I'm making a brush-based 3D level editor, akin to Valve Hammer, Trenchbroom, DarkRadiant and others. And one problem I'd like to get solved from the beginning is how to render many brushes with good performance.
As of now, if I have 1000 brushes on the screen, my frame rate drops to 40. That's not a lot of brushes to be capped at, so I need to improve this. My system is old and slow, but that shouldn't be a concern. DarkRadiant can render upwards of 18,000 brushes at 60fps, no sweat, on my system (I got sick of adding more brushes at some point).
The main problem I have is that brushes can't be optimized in the obvious ways. For example, most brushes in a map are going to be different from all other brushes, so they must be unique meshes, and that means I can't use MultiMeshes. On top of that, each face of a brush can have an arbitrary material, so there's a high likelihood of there being multiple surfaces per brush mesh. But then each surface in a mesh is a separate draw call.
Right now my tests involve simple cuboid brushes, with 6 surfaces each. And so as it stands, rendering 1000 of those brushes, results in 6000 draw calls. I'm testing with the worst case scenario, where each face of every brush has a different material.

So I'm trying to figure out how to optimize this. I tried using the RenderingServer, but it didn't improve performance at all (at least not with just 1000 brushes; it may be useful down the line, but not now, it seems).
I tried occlusion culling too. The results seemed promising, but it has a problem when you fly into a brush it culls brushes you should be able to see from there. I tried turning off the occluder of the brush the camera is in, but with too many brushes in the scene the occlusion algorithm takes too long to update and you see the brushes disappearing momentarily.
An idea I had, was to merge brush meshes, or face meshes that share the same material. The problem is doing this blindly might result in meshes being merged despite their brushes being too far away, and then many of them might lose frustum culling. I presume this method might need to be chunked with a quadtree or octree or something. But doing some kind of chunking for brushes doesn't sound as intuitive as for voxels, because brushes are at arbitrary positions and sizes, and any leaf in a tree might be densely packed or nearly empty.

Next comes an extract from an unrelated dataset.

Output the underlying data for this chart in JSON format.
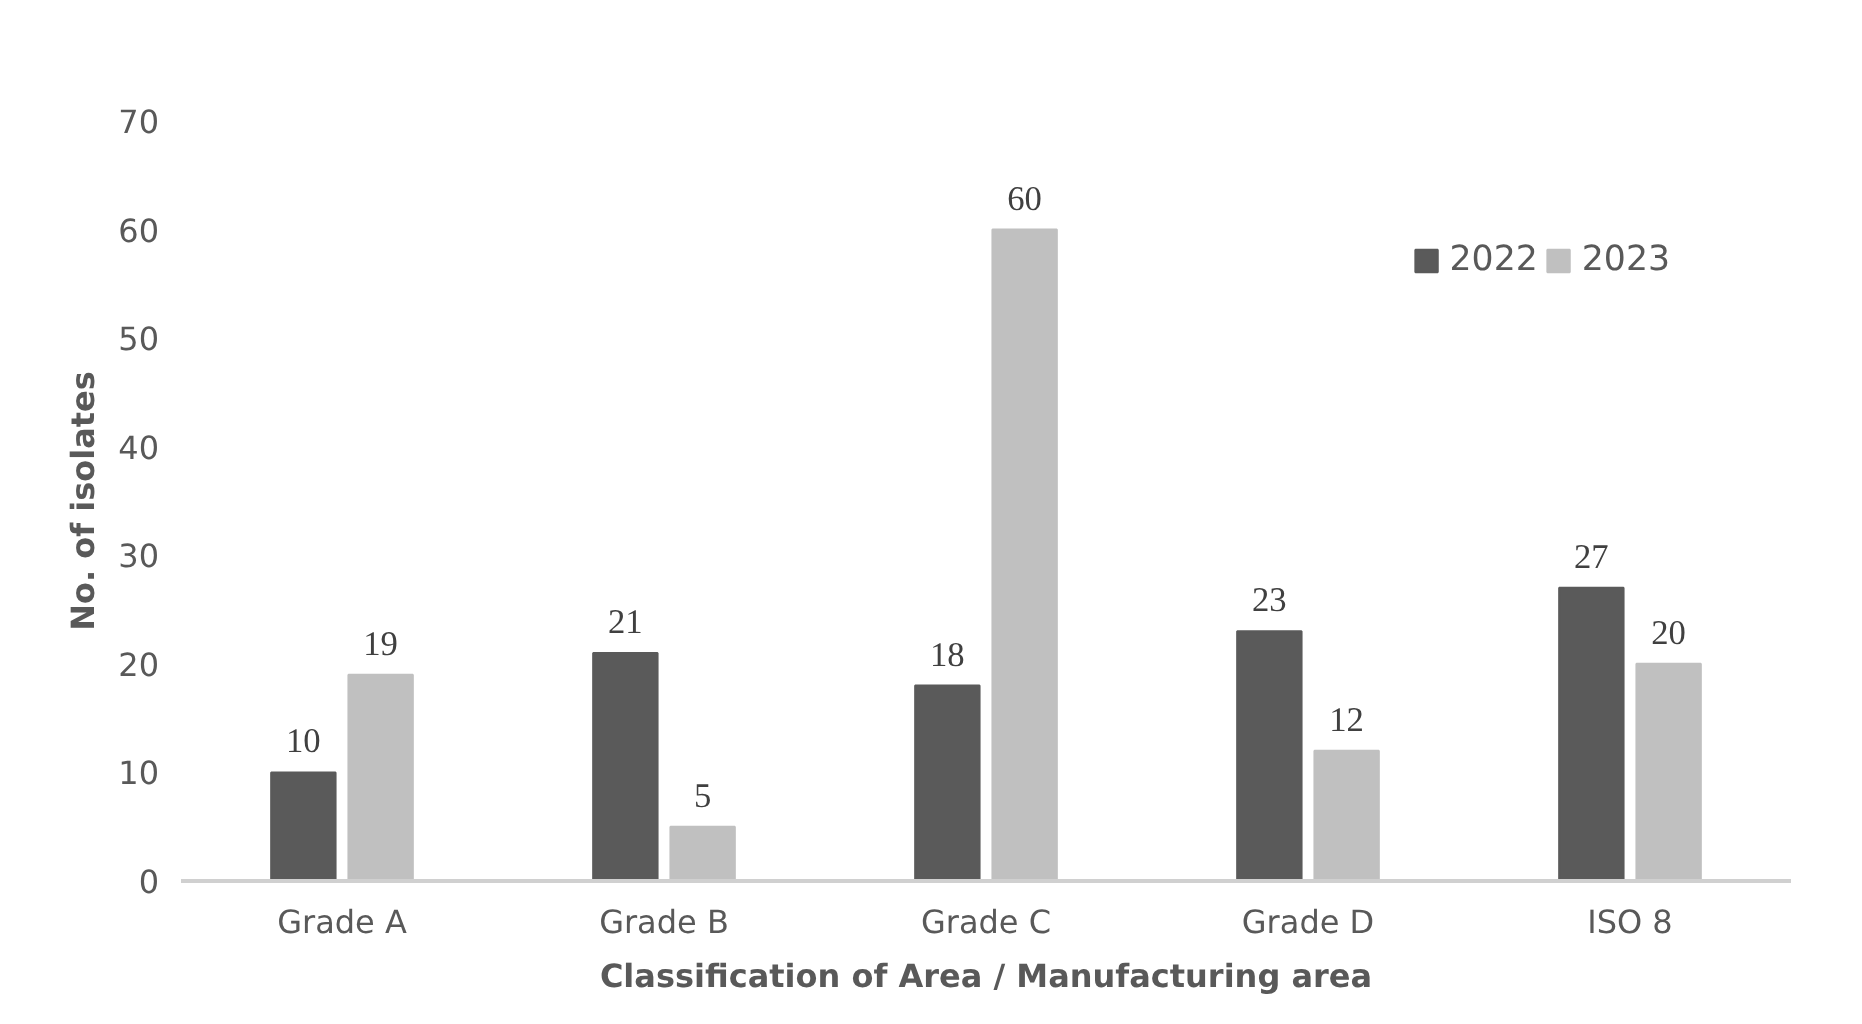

I thought about using an AtlasTexture, which would allow all brushes to have a single surface, but in 3D with big textures you'll hit the atlas texture size limits quickly (4096x4096). I'm also concerned that with an AtlasTexture I can't do texture tiling on the brush faces. Another option that I stumbled on was the Texture2DArray, but it seems to require that all textures have the same size, so that's no good.
I'd be interested in hearing any other thoughts on this.